Ehe, Familie & Kinder
Stadtelfen besitzen aufgrund ihrer Lebensbedingungen ein starkes Geflecht aus Familien und Verwandten und so ist es nicht unüblich wenn manche Gebiete in den Slums aus einer Familie mit diversen Tanten, Onkeln und Cousins mehrere Grade besteht. Dadurch, dass das Blut in den Elfenvierteln begrenzt ist, wurde die Tradition eingeführt, dass junge Elfen im heiratsfähigen Alter in andere Städte eingeheiratet werden, um Blutschande zu vermeiden. Auch wenn Politik bei den Stadtelfen wohl kaum eine Rolle spielen mag, so kann man nicht davon ausgehen, dass jede Heirat eine Liebesheirat ist. Oftmals werden Elfen von ihren Eltern vermittelt oder man versucht seine Kinder in bessere Elfenfamilien einzuheiraten. Es mag zwar nur einen geringen Unterschied machen, doch ist die Frau eines Dienstboten der Adelshäuser besser gestellt, als die des Stallburschen des Tavernenbesitzers.
Slums
Die ursprüngliche Hochkultur ist im Laufe der Jahrhunderte verloren gegangen und es ist bedauerlich, dass die Stadtelfen diese nicht bewahren konnten. Stattdessen haben sie sich so gut wie möglich an das kurzlebige Volk der Menschen angepasst und einiges an Kultur, Traditionen und Gebräuchen übernommen.

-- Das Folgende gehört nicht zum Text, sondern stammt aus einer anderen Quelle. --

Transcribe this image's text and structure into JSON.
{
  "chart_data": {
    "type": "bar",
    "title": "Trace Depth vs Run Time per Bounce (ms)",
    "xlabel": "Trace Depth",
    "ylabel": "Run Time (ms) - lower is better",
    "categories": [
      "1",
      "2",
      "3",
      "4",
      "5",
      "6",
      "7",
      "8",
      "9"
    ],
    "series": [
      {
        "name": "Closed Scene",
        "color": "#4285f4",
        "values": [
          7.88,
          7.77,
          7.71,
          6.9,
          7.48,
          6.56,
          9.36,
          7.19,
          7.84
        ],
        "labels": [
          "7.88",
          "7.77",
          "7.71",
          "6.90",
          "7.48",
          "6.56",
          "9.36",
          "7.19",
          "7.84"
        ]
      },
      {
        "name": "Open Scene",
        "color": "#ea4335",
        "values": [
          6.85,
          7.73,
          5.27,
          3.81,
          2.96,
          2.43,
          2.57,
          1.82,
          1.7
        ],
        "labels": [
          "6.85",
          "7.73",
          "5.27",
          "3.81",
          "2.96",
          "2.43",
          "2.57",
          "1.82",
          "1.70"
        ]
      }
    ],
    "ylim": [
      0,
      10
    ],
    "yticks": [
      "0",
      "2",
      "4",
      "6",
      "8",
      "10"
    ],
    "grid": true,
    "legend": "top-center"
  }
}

Nichtsdestotrotz haben sich die Stadtelfen einen eigenen Teil bewahrt, so feiern sie die hohen Elfenfeste, welche wiederum von den Menschen übernommen wurden, mit besonderem Eifer und auch wenn Belleteyn oder Lammas in den Slums nicht die selben prachtvollen Feiern wie in Hightown sind, so muss man den Stadtelfen anerkennen, dass sie dennoch in der Lage sind wundervolle Feste auszurichten, die vielleicht sogar noch mehr durch ihre ehrliche Einfachheit beeindrucken. Es gibt noch einige Elfen, welche die Tradition und den Glauben an Sehanine hochhalten, doch wurden die alten Elfengötter doch zum Großteil durch die der Menschen abgelöst.